Janic napisał:...Na przykład debata na temat: forum gdzie ludzie przychodzą, aby wyrazić siebie, a nie zmienić swój punkt widzenia.
Bezużyteczny? Efekt przeciwny do zamierzonego? Na każdą własną odpowiedź.
Nie zmieniam twojego punktu widzenia, ale przynajmniej dolanie wody do wina byłoby pierwszym krokiem. Myślę, że większość obecnych tutaj mówców jest gotowa na taki krok, w szczególności poprzez tymczasowe przyjęcie innego punktu widzenia. Jest to praktyka, której zwykle uczymy się w szkole średniej w ramach kształcenia ogólnego (teza/antyteza, co oznacza, że nawet jeśli mamy osobisty punkt widzenia, jesteśmy w stanie przyjąć przeciwny punkt widzenia do analizy, która chcielibyśmy być jak najbardziej obiektywni). Odrobina sceptycyzmu bardzo w tym pomaga.

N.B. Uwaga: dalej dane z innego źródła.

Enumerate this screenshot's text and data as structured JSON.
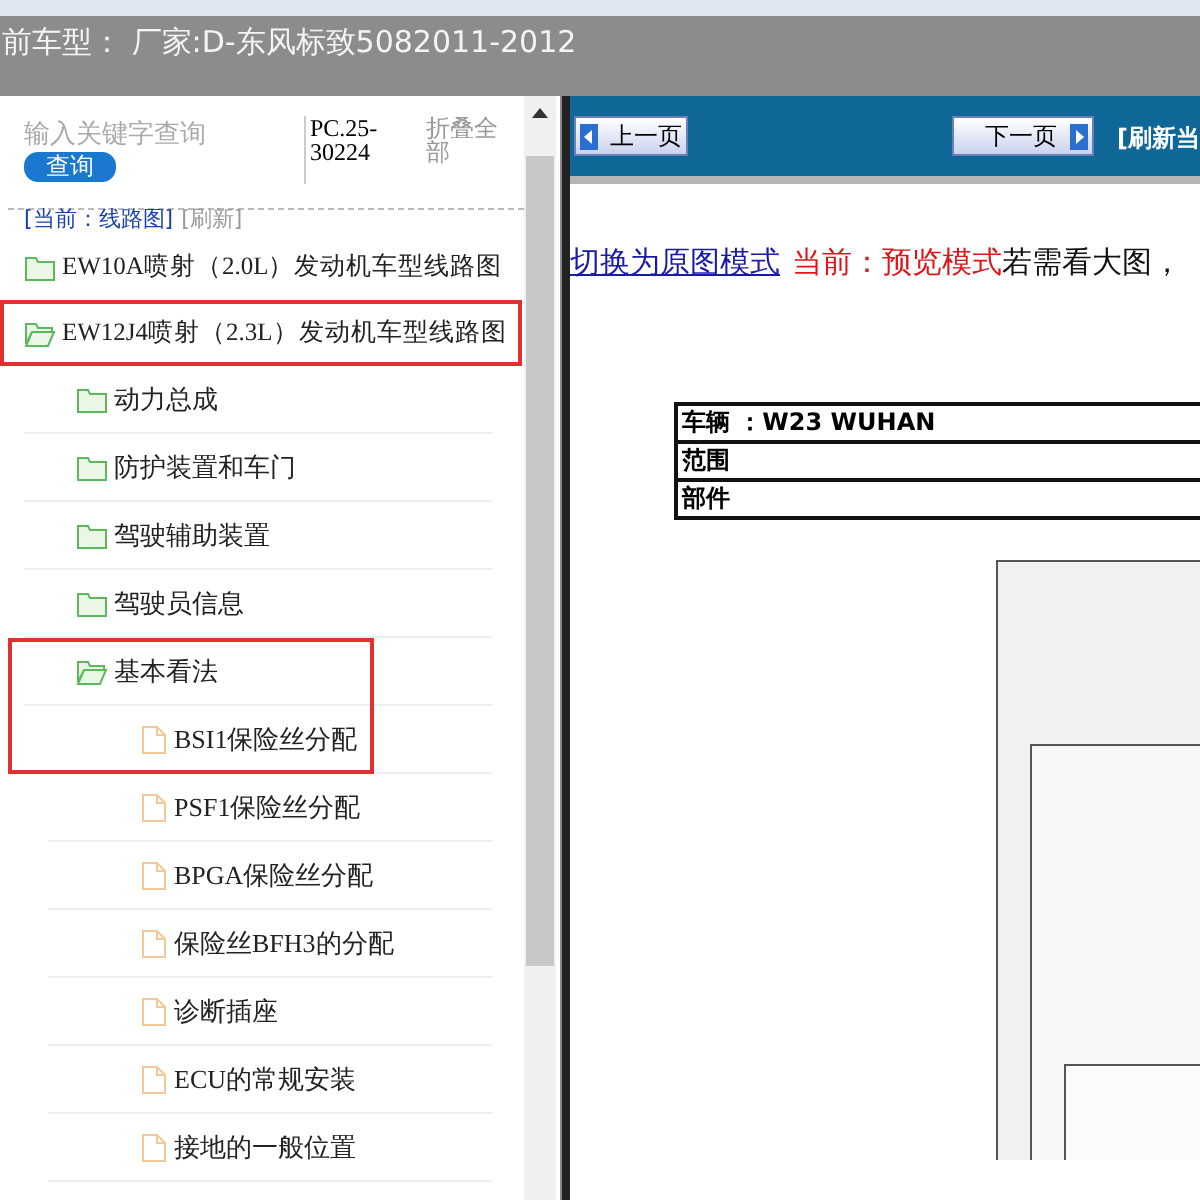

W takich warunkach dyskusje są przydatne, ponieważ nawet jeśli wszyscy pozostaną na swoim stanowisku, poziom pewności może się obniżyć, a wątpliwości otworzą się na tolerancję i kwestionowanie. W rzeczywistości nic nie jest białe ani czarne, z wyjątkiem umysłów binarnych. Osoby te, niezdolne do zapoznania się z punktem widzenia drugiej osoby, ujawniają następnie swój prymat poprzez osobisty atak. Tam naprawdę nie ma co robić, bo żeby wiedzieć, czy się zgadzamy, czy nie, a jeśli nie, to dlaczego, musimy przynajmniej się zrozumieć!